Amino acid sequence of mature HRG (SEQ ID NO: 10)
VSPTDCSAVEPEAEKALDLINKRRRDGYLFQLLRIADAHLDRVENTTVYYLVLDVQESDCSVLSRKYWNDCEPPDSRRPSEIVIGQCKVIATRHSHESQDLRVIDFNCTTSSVSSALANTKDSPVLIDFFEDTERYRKQANKALEKYKEENDDFASFRVDRIERVARVRGGEGTGYFVDFSVRNCPRHHFPRHPNVFGFCRADLFYDVEALDLESPKNLVINCEVFDPQEHENINGVPPHLGHPFHWGGHERSSTTKPPFKPHGSRDHHHPHKPHEHGPPPPPDERDHSHGPPLPQGPPPLLPMSCSSCQHATFGTNGAQRHSHNNNSSDLHPHKHHSHEQHPHGHHPHAHHPHEHDTHRQHPHGHHPHGHHPHGHHPHGHHPHGHHPHCHDFQDYGPCDPPPHNQGHCCHGHGPPPGHLRRRGPGKGPRPFHCRQIGSVYRLPPLRKGEVLPLPEANFPSFPLPHHKHPLKPDNQPFPQSVSESCPGKFKSGFPQVSMFFTHTFPK

Culture supernatants containing recombinant human HRG were collected. ^{QIAGEN (R)} Ni-NTA agarose gel (gel in which Ni-NTA is bound to Sepharose CL-6B support) pre-washed with 30 mL of 1 × PBS (-) is added to the culture supernatant and subjected to rotary incubation at 4 ° C. After 2 hours, recombinant human HRG ^{was bound to QIAGEN (R)} Ni-NTA agarose gel.

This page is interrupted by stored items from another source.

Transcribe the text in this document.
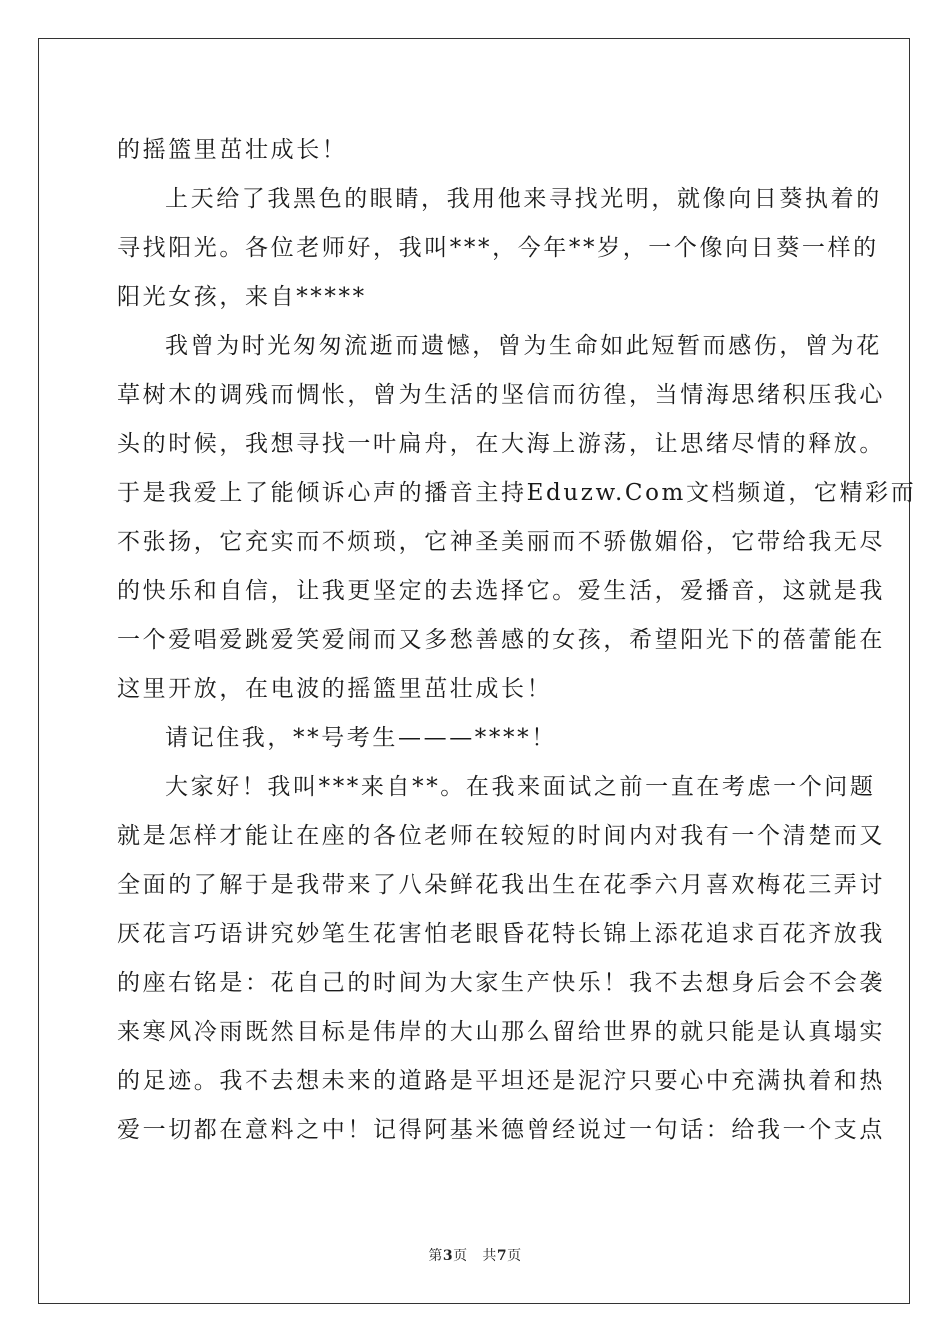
的摇篮里茁壮成长！
上天给了我黑色的眼睛，我用他来寻找光明，就像向日葵执着的
寻找阳光。各位老师好，我叫***，今年**岁，一个像向日葵一样的
阳光女孩，来自*****
我曾为时光匆匆流逝而遗憾，曾为生命如此短暂而感伤，曾为花
草树木的调残而惆怅，曾为生活的坚信而彷徨，当情海思绪积压我心
头的时候，我想寻找一叶扁舟，在大海上游荡，让思绪尽情的释放。
于是我爱上了能倾诉心声的播音主持Eduzw.Com文档频道，它精彩而
不张扬，它充实而不烦琐，它神圣美丽而不骄傲媚俗，它带给我无尽
的快乐和自信，让我更坚定的去选择它。爱生活，爱播音，这就是我
一个爱唱爱跳爱笑爱闹而又多愁善感的女孩，希望阳光下的蓓蕾能在
这里开放，在电波的摇篮里茁壮成长！
请记住我，**号考生———****！
大家好！我叫***来自**。在我来面试之前一直在考虑一个问题
就是怎样才能让在座的各位老师在较短的时间内对我有一个清楚而又
全面的了解于是我带来了八朵鲜花我出生在花季六月喜欢梅花三弄讨
厌花言巧语讲究妙笔生花害怕老眼昏花特长锦上添花追求百花齐放我
的座右铭是：花自己的时间为大家生产快乐！我不去想身后会不会袭
来寒风冷雨既然目标是伟岸的大山那么留给世界的就只能是认真塌实
的足迹。我不去想未来的道路是平坦还是泥泞只要心中充满执着和热
爱一切都在意料之中！记得阿基米德曾经说过一句话：给我一个支点
第3页 共7页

After transferring the QIAGEN ^(R) Ni-NTA agarose gel to a purification column, cleaning solution 1 (PBS containing 30 mM Imidazole (pH 7.4), cleaning solution 2 (1M NaCl + 10 mM PB (pH 7.4))), cleaning solution 3 ( The columns were washed sequentially with 1 × PBS (pH 7.4)). Recombinant human HRG was eluted with PBS (pH 7.4) containing 500 mM Imidazole at 4 ° C. Refined products were Western blot and SDS. -HRG was confirmed by protein staining after PAGE.

HRG prepared by the above-mentioned gene recombination method of the present invention (hereinafter, "genetical recombination HRG") and human plasma-derived HRG prepared in Example 1 of WO2013 / 183494A (hereinafter, "plasma-derived HRG") ), The effects on the neutrophil normalization activity, the survival rate of CLP sepsis model mice, and the production inhibitory activity of reactive oxygen species were confirmed, respectively.

(Experimental Example 3-1) Morphology of neutrophils HRG: 2 μM, final concentration 1 μM) 50 μl of neutrophil suspension (5 × 10 ⁵ cells / mL) according to the flowchart shown in Fig. 5 of WO2013 / 183494. The morphology of neutrophils in the system added to 50 μl was fluorescently labeled with Calcein and observed under a fluorescence microscope. As a result, it was observed that both the recombinant HRG and the plasma-derived HRG induce a regular spherical morphology with the same efficacy (Fig. 12).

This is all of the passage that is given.